Toward Continuous Research Manifolds
The vision is of Nexus as a continuous research manifold: a unified latent space where a theoretical insight about Field transition dynamics, a compiler pass that optimizes for that dynamics, a simulation of the compiler running on RISC‑V emulation, a robot experiment validating the energy efficiency claims, a sensor stream from a hardware implementation, and a maintenance log from a deployed system all inhabit the same queryable structure. A researcher can ask: “Show me all physical validations of hypotheses derived from Whitepaper §3.4, grouped by simulation fidelity and hardware platform.” The system traverses from document entities to simulation outputs to robot logs to sensor traces — because they are all connected in the same graph, grounded by the same primitives, verified by the same contract.
What Must Be Built
Three concrete additions to the existing Nexus architecture realize this boundaryless extension:
- Multi‑Modal Ingestion Handlers. New
EngineHandlerimplementations for physics simulation frameworks, robotic platforms, and sensor pipelines. Each presents the same interface but maps to domain‑specific storage and retrieval protocols. - Homeomorphic Verification Layer. An extension to the Verifier that applies continuity, trust, and distributional distance metrics to determine when a physical observation and a semantic claim share compatible latent structure. This becomes part of the Contract: a hypothesis step is only “verified” when the homeomorphism criterion is satisfied.

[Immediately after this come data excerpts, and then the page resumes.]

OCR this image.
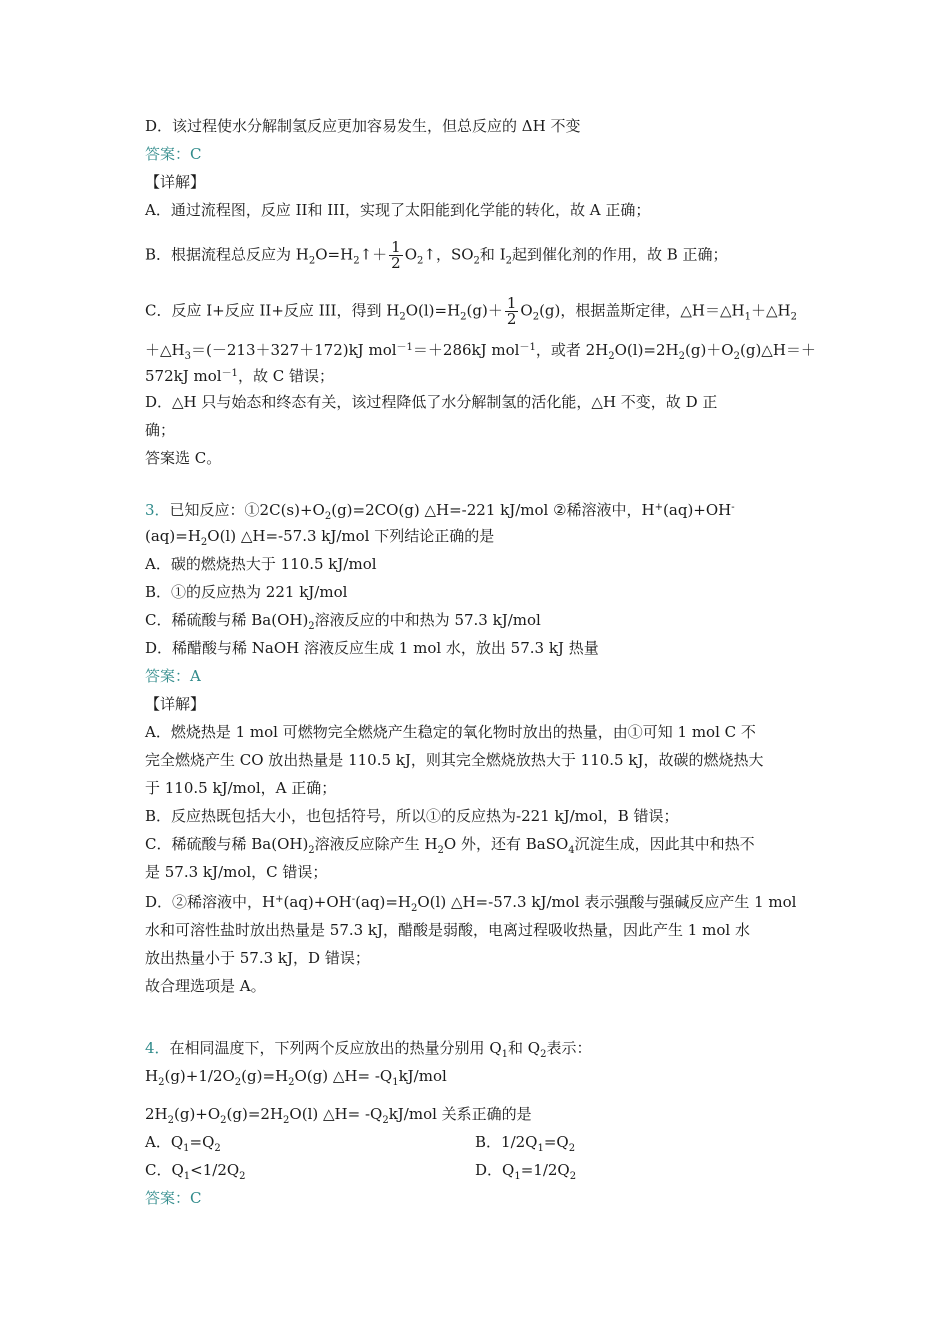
D．该过程使水分解制氢反应更加容易发生，但总反应的 ΔH 不变
答案：C
【详解】
A．通过流程图，反应 II和 III，实现了太阳能到化学能的转化，故 A 正确；
B．根据流程总反应为 $H_2O=H_2↑+ \frac{1}{2}$ $O_2↑$，$SO_2$和 $I_2$起到催化剂的作用，故 B 正确；
C．反应 I+反应 II+反应 III，得到 $H_2O(l)=H_2(g)+ \frac{1}{2} O_2(g)$，根据盖斯定律，$\triangle H=\triangle H_1+\triangle H_2$
$+\triangle H_3=(-213+327+172)kJ$ mol$^{-1}$＝＋286kJ mol$^{-1}$，或者 $2H_2O(l)=2H_2(g)+O_2(g)\triangle H=+$
572kJ mol$^{-1}$，故 C 错误；
D．△H 只与始态和终态有关，该过程降低了水分解制氢的活化能，△H 不变，故 D 正
确；
答案选 C。
3．已知反应：$①2C(s)+O_2(g)=2CO(g)$ △H=-221 kJ/mol ②稀溶液中，H+(aq)+OH-
$(aq)=H_2O(l)$ △H=-57.3 kJ/mol 下列结论正确的是
A．碳的燃烧热大于 110.5 kJ/mol
B．①的反应热为 221 kJ/mol
C．稀硫酸与稀 $Ba(OH)_2$溶液反应的中和热为 57.3 kJ/mol
D．稀醋酸与稀 NaOH 溶液反应生成 1 mol 水，放出 57.3 kJ 热量
答案：A
【详解】
A．燃烧热是 1 mol 可燃物完全燃烧产生稳定的氧化物时放出的热量，由①可知 1 mol C 不
完全燃烧产生 CO 放出热量是 110.5 kJ，则其完全燃烧放热大于 110.5 kJ，故碳的燃烧热大
于 110.5 kJ/mol，A 正确；
B．反应热既包括大小，也包括符号，所以①的反应热为-221 kJ/mol，B 错误；
C．稀硫酸与稀 $Ba(OH)_2$溶液反应除产生 $H_2O$ 外，还有 BaSO$_4$沉淀生成，因此其中和热不
是 57.3 kJ/mol，C 错误；
D．②稀溶液中，$H^+(aq)+OH^-(aq)=H_2O(l)$ △H=-57.3 kJ/mol 表示强酸与强碱反应产生 1 mol
水和可溶性盐时放出热量是 57.3 kJ，醋酸是弱酸，电离过程吸收热量，因此产生 1 mol 水
放出热量小于 57.3 kJ，D 错误；
故合理选项是 A。
4．在相同温度下，下列两个反应放出的热量分别用 $Q_1$和 $Q_2$表示：
$H_2(g)+1/2O_2(g)=H_2O(g)$ △H= $-Q_1kJ$/mol
$2H_2(g)+O_2(g)=2H_2O(l)$ △H= $-Q_2kJ$/mol 关系正确的是
A．$Q_1=Q_2$	B．$1/2Q_1=Q_2$
C．$Q_1<1/2Q_2$	D．$Q_1=1/2Q_2$
答案：C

- Episodic Knowledge Graph Integration. The Evolving Memory evolves from append‑only JSONL trajectories to a true eKG that preserves temporal ordering, agent provenance, and cross‑modal coherence. This enables the Planner to reason about when, by whom, and under what conditions a discovery was made — essential for reproducibility in physical experiments.
Component Interaction Matrix
| Component | KG Engine | Object Store | Sync Worker | Planner | Verifier | Generator | Simulation / Hardware |
|---|---|---|---|---|---|---|---|
| KG Engine | – | – | ← synced by | ← queried by | ← grounds | – | ← ingests traces |
| Object Store | – | – | ← read during diff | – | – | – | ← uploaded by sim/robot |
| Sync Worker | → delete/upload | → list/read | – | – | – | – | – |
| Planner | → queries | – | – | – | → delegates | – | → invokes sim/robot |
| Verifier | → hybrid queries + homeomorphic checks | – | – | ← receives | – | → signals | ← validates physical results |
| Generator | – | – | – | – | ← triggered | – | – |
Strategic Alignment
- Engine‑agnosticism: the synchronization endpoint and engine handler interface isolate the rest of the system from any particular backend, enabling future knowledge‑graph, simulation, or robotic algorithms to be adopted without disruption.
- No lock‑in: every component is replaceable with an open equivalent — the object store, the message queue, the key‑value mapping, the knowledge graph database, the simulation engine, and the robotic platform.
- Research‑first design: the entire pipeline is optimized for the academic exploration cycle (hypothesise → validate → publish) across both digital and physical domains.
- Boundaryless by architecture, not by patch: the extension from document‑code to physical‑digital is a natural consequence of the engine‑agnostic patterns already built into the core design. No fundamental rewrite is required.